Lebih dari dua dekade setelah Reformasi 1998 dan hampir 20 tahun sejak Pilkada langsung pertama digelar pada 2005, gagasan ini kembali mendapat panggung.

Alasan yang sering dikemukakan mencakup biaya politik tinggi, politik uang, konflik sosial, dan efektivitas pemerintahan.

Golkar Dorong Formula Baru Pilkada

Ketua Umum Golkar Bahlil Lahadalia membuka peluang formulasi baru Pilkada.

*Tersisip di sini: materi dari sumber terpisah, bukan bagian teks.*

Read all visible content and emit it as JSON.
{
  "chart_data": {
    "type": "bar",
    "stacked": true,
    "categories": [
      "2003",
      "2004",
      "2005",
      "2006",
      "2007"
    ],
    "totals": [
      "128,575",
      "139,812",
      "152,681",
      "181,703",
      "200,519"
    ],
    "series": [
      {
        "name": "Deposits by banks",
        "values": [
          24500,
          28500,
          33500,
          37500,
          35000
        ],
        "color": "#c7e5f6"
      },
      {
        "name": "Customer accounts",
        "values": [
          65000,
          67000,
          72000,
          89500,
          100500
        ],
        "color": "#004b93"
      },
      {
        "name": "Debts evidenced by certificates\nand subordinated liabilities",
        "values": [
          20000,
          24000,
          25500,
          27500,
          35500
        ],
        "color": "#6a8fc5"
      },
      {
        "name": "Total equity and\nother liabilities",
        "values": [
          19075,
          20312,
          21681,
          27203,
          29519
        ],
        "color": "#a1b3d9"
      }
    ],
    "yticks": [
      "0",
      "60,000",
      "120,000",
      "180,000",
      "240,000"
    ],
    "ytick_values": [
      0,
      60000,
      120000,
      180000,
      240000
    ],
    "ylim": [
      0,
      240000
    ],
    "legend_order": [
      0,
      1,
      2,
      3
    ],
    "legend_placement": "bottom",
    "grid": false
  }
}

Salah satu opsinya melalui DPRD dengan syarat hak demokrasi rakyat tetap dihormati.

Golkar menawarkan konsep setengah konvensi. Skemanya dimulai dari survei publik. Partai kemudian menawarkan kandidat ke publik. Keputusan akhir diambil melalui mekanisme perwakilan.

Bagi Golkar, Pilkada langsung bukan satu-satunya jalan demokrasi. Rakyat dianggap bisa diwakili melalui proses yang lebih terstruktur.

“Survei dilakukan dulu. Kemudian partai-partai itu menawarkan kepada publik,” ujar Bahlil.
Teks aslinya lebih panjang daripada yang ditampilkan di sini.